Optimal Maneuvers for Distributed Aperture Imaging Systems

Abstract

Interest in space-borne, distributed multi-aperture interferometric systems is driven by a need for continuously sustained imaging with high resolution. Amplitude interferometry systems measure the Fourier components of the image corresponding to the wave vectors (locations in the so-called u-v plane) that are proportional to the relative positions of the apertures. Imaging to specified resolution demands measurement of the Fourier components with adequate signal-to-noise ratio over the interior of a disk in the u-v plane (the resolution disk). In this paper we concentrate on the case in which interferometric measurements are made while the apertures are changing their relative positions. This work discusses heuristic maneuvers and strategies for a system of two space-borne telescopes to cover the frequency plane while optimizing a cost function that includes both a measure of image quality and propulsive effort.

The current study is motivated by previous research in which the optimization problem was formulated and the first-order necessary conditions (FONC) derived.
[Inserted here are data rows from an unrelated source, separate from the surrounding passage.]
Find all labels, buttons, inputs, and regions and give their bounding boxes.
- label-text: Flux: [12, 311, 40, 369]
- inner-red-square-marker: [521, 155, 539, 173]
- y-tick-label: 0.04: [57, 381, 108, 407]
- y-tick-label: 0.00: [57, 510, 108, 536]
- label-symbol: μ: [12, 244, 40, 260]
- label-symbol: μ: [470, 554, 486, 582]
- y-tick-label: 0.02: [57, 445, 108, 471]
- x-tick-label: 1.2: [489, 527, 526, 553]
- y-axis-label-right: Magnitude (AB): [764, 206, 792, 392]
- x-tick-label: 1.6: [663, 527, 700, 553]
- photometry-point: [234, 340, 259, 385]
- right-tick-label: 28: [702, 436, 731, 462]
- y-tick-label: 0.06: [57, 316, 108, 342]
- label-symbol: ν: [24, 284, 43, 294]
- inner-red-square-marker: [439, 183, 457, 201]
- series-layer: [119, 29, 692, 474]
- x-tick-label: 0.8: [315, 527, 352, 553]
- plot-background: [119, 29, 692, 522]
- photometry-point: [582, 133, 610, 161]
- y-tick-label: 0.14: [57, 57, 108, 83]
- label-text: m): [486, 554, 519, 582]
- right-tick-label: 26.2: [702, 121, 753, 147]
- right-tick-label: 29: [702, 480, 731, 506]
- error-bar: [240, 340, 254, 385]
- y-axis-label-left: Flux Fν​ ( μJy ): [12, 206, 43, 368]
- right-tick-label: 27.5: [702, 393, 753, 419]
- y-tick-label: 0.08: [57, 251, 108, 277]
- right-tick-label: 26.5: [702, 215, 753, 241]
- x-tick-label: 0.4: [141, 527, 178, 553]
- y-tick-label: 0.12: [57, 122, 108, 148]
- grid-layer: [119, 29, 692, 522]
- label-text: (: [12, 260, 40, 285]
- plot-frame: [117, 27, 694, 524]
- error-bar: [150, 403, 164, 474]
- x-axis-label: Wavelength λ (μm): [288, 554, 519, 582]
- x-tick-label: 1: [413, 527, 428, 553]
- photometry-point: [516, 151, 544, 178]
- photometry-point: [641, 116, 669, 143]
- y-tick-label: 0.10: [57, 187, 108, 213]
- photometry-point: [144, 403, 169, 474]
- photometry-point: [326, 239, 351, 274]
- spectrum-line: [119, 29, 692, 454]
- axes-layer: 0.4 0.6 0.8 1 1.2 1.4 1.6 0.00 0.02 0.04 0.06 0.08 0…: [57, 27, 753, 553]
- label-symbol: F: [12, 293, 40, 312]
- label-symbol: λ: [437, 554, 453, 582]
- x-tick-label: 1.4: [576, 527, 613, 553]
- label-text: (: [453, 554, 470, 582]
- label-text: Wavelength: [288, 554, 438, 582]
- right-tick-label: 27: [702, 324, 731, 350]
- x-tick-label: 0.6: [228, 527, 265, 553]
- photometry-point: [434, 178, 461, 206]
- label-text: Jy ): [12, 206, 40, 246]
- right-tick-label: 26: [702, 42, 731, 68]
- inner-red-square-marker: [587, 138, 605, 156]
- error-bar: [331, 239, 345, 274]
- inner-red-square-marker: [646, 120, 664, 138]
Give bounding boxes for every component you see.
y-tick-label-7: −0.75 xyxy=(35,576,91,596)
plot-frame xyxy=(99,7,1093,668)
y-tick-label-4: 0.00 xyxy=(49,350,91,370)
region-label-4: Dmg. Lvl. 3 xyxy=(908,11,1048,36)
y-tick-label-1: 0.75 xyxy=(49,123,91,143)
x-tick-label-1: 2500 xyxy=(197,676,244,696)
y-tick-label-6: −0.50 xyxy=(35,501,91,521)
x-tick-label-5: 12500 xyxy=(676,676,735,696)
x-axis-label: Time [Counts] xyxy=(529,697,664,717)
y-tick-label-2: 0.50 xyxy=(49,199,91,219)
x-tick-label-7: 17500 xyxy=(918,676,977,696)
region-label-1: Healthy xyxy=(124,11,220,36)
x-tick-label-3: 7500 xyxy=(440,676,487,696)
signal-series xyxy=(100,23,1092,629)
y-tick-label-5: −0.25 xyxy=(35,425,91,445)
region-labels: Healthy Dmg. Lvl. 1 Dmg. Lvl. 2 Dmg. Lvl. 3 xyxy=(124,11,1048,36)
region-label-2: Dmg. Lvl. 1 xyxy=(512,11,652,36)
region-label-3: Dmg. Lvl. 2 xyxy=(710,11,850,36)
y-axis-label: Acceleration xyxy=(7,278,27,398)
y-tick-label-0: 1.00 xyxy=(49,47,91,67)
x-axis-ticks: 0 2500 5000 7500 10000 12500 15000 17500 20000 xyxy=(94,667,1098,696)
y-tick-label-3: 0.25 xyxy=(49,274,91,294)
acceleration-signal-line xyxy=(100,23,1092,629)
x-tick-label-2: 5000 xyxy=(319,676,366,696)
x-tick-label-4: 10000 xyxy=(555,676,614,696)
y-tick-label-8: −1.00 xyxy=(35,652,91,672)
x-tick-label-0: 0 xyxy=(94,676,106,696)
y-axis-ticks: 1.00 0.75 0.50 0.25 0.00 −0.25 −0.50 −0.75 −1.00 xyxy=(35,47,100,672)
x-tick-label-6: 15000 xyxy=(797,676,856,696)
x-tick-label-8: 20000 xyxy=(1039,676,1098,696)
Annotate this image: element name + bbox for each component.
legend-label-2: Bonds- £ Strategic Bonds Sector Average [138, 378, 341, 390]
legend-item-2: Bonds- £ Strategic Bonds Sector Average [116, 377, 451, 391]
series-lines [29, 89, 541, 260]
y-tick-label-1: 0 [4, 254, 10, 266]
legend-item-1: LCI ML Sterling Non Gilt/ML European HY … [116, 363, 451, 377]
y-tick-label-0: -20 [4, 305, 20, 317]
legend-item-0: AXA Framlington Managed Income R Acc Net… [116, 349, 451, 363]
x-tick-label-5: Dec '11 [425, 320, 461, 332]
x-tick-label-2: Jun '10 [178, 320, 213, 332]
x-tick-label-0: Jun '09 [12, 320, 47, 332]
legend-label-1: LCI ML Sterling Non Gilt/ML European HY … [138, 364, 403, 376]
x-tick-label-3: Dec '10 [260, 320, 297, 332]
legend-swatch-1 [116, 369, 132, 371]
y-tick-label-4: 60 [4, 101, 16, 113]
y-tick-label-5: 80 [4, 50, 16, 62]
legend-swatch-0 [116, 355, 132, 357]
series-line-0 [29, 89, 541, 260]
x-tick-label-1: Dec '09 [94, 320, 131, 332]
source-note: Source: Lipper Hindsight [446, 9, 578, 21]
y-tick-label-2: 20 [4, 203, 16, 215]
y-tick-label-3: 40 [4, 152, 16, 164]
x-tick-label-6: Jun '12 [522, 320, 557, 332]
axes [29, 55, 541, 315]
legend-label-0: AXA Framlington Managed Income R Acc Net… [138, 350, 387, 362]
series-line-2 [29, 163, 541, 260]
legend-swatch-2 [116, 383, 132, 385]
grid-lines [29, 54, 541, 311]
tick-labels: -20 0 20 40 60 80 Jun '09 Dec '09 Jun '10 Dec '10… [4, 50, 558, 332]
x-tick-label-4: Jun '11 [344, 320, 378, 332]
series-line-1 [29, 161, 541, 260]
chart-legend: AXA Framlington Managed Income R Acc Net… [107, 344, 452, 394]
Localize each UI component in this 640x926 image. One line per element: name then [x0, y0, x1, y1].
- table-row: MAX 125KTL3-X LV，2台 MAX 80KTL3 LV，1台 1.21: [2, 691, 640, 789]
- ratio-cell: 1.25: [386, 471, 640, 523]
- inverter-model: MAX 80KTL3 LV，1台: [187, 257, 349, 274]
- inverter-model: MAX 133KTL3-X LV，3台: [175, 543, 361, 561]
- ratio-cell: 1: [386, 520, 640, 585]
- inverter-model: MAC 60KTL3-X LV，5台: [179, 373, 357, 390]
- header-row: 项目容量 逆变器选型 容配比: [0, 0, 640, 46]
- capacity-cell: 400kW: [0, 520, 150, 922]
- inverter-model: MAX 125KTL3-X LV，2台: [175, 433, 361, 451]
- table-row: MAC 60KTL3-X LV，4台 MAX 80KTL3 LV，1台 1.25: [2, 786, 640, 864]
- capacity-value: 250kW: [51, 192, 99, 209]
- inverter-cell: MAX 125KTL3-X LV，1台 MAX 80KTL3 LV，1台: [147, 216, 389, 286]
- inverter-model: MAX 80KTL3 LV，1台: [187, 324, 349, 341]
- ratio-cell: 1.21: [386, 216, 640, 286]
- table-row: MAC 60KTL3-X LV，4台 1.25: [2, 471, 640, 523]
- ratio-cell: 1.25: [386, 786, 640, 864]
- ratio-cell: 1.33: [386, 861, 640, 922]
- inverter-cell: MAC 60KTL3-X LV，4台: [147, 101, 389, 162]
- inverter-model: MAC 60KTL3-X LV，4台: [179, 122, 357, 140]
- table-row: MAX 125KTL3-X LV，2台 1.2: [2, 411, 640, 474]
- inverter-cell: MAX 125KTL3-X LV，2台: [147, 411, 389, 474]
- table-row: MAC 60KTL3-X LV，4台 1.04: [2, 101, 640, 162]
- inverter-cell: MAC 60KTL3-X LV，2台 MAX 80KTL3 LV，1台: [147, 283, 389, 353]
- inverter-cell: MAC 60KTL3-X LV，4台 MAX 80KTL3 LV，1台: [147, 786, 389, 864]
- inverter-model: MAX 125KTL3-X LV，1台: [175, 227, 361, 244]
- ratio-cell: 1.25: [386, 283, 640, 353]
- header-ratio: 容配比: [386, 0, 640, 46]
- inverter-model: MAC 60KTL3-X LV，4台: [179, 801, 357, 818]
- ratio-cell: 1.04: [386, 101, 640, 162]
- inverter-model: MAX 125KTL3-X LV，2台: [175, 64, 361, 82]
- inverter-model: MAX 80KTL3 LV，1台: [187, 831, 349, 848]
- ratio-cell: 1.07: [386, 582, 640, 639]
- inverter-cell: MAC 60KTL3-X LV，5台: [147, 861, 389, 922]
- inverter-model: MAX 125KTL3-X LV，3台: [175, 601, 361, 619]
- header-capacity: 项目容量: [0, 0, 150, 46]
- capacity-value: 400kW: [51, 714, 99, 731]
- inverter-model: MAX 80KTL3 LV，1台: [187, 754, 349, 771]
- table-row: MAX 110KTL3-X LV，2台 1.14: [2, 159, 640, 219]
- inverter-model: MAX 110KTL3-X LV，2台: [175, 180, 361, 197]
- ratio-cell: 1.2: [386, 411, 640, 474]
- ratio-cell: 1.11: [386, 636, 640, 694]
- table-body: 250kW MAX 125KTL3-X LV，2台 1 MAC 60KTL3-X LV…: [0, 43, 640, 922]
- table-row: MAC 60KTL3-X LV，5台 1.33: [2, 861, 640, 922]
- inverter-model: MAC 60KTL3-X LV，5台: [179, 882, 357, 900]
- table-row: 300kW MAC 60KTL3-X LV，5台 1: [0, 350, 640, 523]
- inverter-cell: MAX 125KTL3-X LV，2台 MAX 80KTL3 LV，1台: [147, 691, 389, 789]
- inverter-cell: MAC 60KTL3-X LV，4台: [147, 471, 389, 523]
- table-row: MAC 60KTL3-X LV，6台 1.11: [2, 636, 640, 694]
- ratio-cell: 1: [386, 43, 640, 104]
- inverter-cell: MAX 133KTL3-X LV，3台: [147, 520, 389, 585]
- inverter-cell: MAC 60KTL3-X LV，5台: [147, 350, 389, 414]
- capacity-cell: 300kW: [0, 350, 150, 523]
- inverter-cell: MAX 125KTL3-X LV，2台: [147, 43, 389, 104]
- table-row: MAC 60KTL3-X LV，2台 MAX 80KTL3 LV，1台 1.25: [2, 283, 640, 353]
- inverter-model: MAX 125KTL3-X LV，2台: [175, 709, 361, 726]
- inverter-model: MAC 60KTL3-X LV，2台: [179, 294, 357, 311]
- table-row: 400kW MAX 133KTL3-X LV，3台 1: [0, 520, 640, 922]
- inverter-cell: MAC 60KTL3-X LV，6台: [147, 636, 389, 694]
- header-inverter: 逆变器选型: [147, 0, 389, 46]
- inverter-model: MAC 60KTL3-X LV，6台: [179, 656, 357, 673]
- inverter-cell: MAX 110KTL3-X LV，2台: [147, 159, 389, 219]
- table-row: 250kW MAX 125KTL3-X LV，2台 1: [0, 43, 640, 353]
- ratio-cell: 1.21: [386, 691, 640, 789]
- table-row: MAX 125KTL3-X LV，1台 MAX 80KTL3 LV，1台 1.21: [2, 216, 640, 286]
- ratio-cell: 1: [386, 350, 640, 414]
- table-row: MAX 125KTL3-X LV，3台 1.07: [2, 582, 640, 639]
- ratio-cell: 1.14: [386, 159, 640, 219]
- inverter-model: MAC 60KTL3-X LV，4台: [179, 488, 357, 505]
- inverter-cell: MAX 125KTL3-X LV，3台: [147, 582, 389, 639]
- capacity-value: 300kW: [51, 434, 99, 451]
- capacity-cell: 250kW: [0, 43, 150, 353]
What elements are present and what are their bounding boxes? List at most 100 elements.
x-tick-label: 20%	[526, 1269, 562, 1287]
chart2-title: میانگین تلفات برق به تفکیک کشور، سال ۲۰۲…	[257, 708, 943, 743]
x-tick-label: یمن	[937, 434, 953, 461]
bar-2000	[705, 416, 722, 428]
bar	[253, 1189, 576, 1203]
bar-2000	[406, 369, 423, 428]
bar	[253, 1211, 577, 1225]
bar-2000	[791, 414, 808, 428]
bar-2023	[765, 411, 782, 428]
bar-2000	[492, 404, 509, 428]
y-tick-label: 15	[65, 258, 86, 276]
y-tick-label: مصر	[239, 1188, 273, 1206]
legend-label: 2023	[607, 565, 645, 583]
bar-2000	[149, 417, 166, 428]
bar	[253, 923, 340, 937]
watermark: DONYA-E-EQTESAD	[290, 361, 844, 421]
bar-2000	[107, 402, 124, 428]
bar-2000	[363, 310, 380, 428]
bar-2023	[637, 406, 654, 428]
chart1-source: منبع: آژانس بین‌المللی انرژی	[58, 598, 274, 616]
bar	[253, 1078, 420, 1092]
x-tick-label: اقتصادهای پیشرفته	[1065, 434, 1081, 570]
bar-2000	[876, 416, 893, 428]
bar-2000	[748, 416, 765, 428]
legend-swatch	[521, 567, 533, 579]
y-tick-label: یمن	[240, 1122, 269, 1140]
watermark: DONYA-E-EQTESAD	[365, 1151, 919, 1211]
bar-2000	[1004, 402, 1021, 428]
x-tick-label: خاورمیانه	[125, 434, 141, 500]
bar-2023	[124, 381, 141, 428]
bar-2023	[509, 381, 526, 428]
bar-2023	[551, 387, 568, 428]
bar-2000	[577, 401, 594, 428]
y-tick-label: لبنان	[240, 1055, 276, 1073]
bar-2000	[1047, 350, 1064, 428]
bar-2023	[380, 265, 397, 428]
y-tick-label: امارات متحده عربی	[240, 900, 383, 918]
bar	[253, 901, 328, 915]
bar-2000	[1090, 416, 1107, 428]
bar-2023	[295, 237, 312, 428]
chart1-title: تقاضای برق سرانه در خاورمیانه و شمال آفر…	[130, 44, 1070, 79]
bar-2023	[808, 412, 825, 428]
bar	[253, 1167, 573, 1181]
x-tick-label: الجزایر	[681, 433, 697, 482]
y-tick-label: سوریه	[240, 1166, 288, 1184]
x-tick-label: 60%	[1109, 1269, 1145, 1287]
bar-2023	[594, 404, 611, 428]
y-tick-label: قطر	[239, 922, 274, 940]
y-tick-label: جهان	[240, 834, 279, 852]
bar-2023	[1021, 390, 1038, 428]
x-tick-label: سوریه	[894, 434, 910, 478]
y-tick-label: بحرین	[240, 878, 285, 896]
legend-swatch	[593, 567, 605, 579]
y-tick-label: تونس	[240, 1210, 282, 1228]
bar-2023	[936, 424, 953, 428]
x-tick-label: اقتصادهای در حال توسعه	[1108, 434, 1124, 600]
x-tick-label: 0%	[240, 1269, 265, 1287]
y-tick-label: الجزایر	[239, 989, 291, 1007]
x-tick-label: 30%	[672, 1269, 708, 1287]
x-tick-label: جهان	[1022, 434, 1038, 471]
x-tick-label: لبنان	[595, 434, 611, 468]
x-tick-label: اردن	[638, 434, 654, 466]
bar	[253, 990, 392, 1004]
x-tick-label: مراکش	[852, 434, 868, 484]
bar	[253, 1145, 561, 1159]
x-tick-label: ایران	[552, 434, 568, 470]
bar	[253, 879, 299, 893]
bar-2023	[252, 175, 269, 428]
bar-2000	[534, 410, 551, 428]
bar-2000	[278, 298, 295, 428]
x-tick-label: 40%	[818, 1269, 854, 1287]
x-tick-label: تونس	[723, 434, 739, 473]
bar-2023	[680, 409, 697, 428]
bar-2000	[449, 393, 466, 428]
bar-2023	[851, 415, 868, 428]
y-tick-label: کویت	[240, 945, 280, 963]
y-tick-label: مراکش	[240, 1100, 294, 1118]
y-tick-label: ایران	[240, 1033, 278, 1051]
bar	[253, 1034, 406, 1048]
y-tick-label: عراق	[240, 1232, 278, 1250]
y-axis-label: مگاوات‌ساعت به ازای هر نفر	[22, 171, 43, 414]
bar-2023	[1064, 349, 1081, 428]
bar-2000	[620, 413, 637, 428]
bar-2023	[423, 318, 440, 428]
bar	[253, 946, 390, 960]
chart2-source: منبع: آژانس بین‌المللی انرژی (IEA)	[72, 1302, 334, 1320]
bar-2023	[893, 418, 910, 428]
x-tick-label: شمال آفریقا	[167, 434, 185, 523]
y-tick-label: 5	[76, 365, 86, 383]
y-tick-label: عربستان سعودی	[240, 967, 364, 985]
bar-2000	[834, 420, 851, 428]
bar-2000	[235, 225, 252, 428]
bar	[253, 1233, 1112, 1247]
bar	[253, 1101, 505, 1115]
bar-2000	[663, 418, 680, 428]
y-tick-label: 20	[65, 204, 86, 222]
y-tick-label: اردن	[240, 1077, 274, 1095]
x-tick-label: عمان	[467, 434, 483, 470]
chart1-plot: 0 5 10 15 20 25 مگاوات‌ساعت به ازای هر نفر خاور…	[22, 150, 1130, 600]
The earlier work obtained short time horizon solutions to the FONC for various simple situations, but the complexity of the integro-differential equations for optimal maneuvering have heretofore prevented solution for an optimal maneuver for the entirety of the imaging process.

In place of a direct attack on the FONC, the present work investigates various heuristic approaches to minimizing the cost function in the discretized state and discretized time domains in a hexagonal coordinate system. Using three classes of coverage rules, experimentation with a variety of maneuver strategies involving two apertures has led to a number of time-optimal or fuel-optimal solutions based on the initial conditions of the spacecraft. This thesis shows that an optimal maneuver can be determined from the starting positions of the spacecraft and that a self-spiral class of motion seems to be the most beneficial for long term strategies. Future work may focus on strategies for interferometric systems with more than two apertures and with a finer mesh of the hexagonal coordinate system.